There are 79 distinct countries and 346 owners, and 356 distinct country-owner pairs. The distribution is very skewed for countries, and a little less so for owners:
Country: USA 486 Russia 117 China (PR) 117 Multinational 55 Japan 43 India 31 United Kingdom 25 Germany 22 Canada 22 ESA 18
Owner: Iridium Satellite LLC 71 Ministry of Defense 67 Globalstar 47 SES (Socit Europenne des Satellites (SES)) 38 Intelsat, Ltd. 33 DoD/US Air Force 32 Chinese Academy of Space Technology (CAST) 28 ORBCOMM Inc. 28 People's Liberation Army (C41) 27 European Telecommunications Satellite Consortium (EUTELSAT) 25 Indian Space Research Organization (ISRO) 24 National Reconnaissance Office (NRO) 21 US Air Force 21 Russian Defense Ministry 16 Chinese Defense Ministry 15
USA--Iridium Satellite LLC 71 Russia--Ministry of Defense 62 USA--Globalstar 47 USA--Intelsat, Ltd. 33 USA--DoD/US Air Force 32 USA--ORBCOMM Inc. 28 China (PR)--Chinese Academy of Space Technology (CAST) 28 China (PR)--People's Liberation Army (C41) 27 Multinational--European Telecommunications Satellite Consortium (EUTELSAT) 25 India--Indian Space Research Organization (ISRO) 24 USA--US Air Force 21 USA--National Reconnaissance Office (NRO) 21
I think that, aside from owner being a large categorical, the issue is that there really isn't a one-to-one mapping for the most common cases.

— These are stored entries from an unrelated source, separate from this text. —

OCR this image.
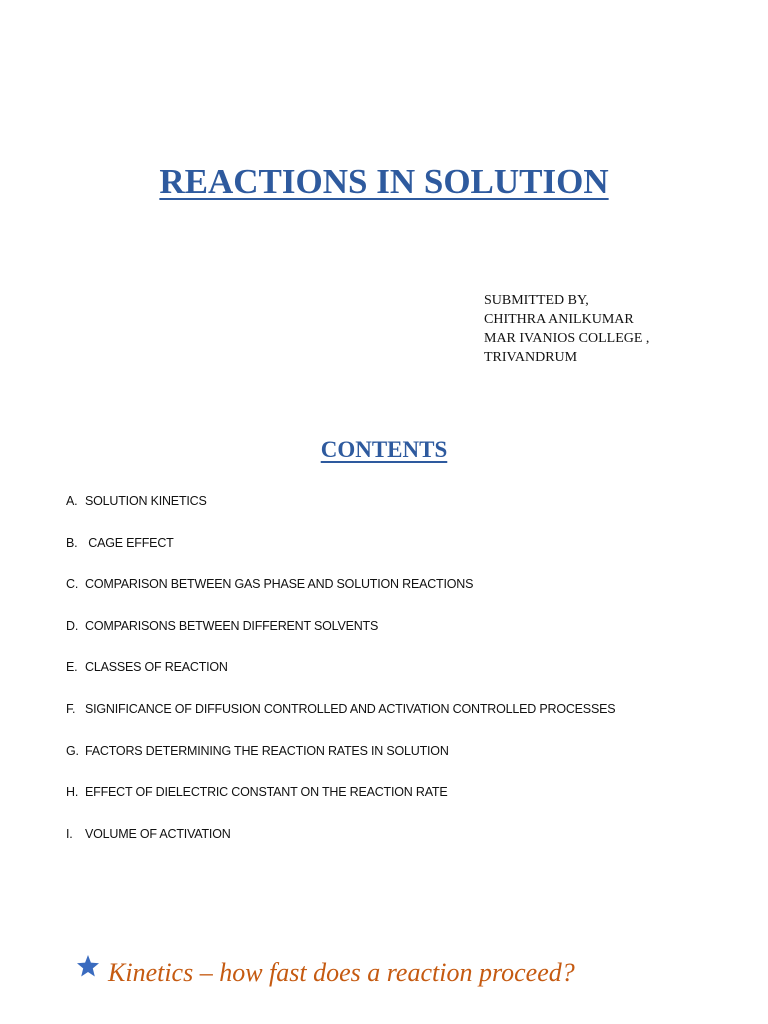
REACTIONS IN SOLUTION
SUBMITTED BY,
CHITHRA ANILKUMAR
MAR IVANIOS COLLEGE ,
TRIVANDRUM
CONTENTS
A. SOLUTION KINETICS
B. CAGE EFFECT
C. COMPARISON BETWEEN GAS PHASE AND SOLUTION REACTIONS
D. COMPARISONS BETWEEN DIFFERENT SOLVENTS
E. CLASSES OF REACTION
F. SIGNIFICANCE OF DIFFUSION CONTROLLED AND ACTIVATION CONTROLLED PROCESSES
G. FACTORS DETERMINING THE REACTION RATES IN SOLUTION
H. EFFECT OF DIELECTRIC CONSTANT ON THE REACTION RATE
I. VOLUME OF ACTIVATION
Kinetics – how fast does a reaction proceed?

Owners go with not only their countries, but also with "International" and "Multinational", and of course countries have multiple owners.
We could "fix" this by lowering the threshold fraction of the dataset size at which guess declares a variable to be a large categorical to under 346/1179, so perhaps to around 0.25? My initial guess for a good value for that threshold, based on gut feeling alone, was 0.9, and that's probably naïve. This parameter is called distinct_ratio.
I'd like comments on that and the other values nearby, and then I'm glad to make the change.
The operator_owner field of satellites is large in this sense.
It may also help for the schema to accept the size of categorical as a parameter (but: what to do if that's wrong? treat it as an upper bound?)
It would probably also help for GUESS(*) to surface the sizes of the categoricals.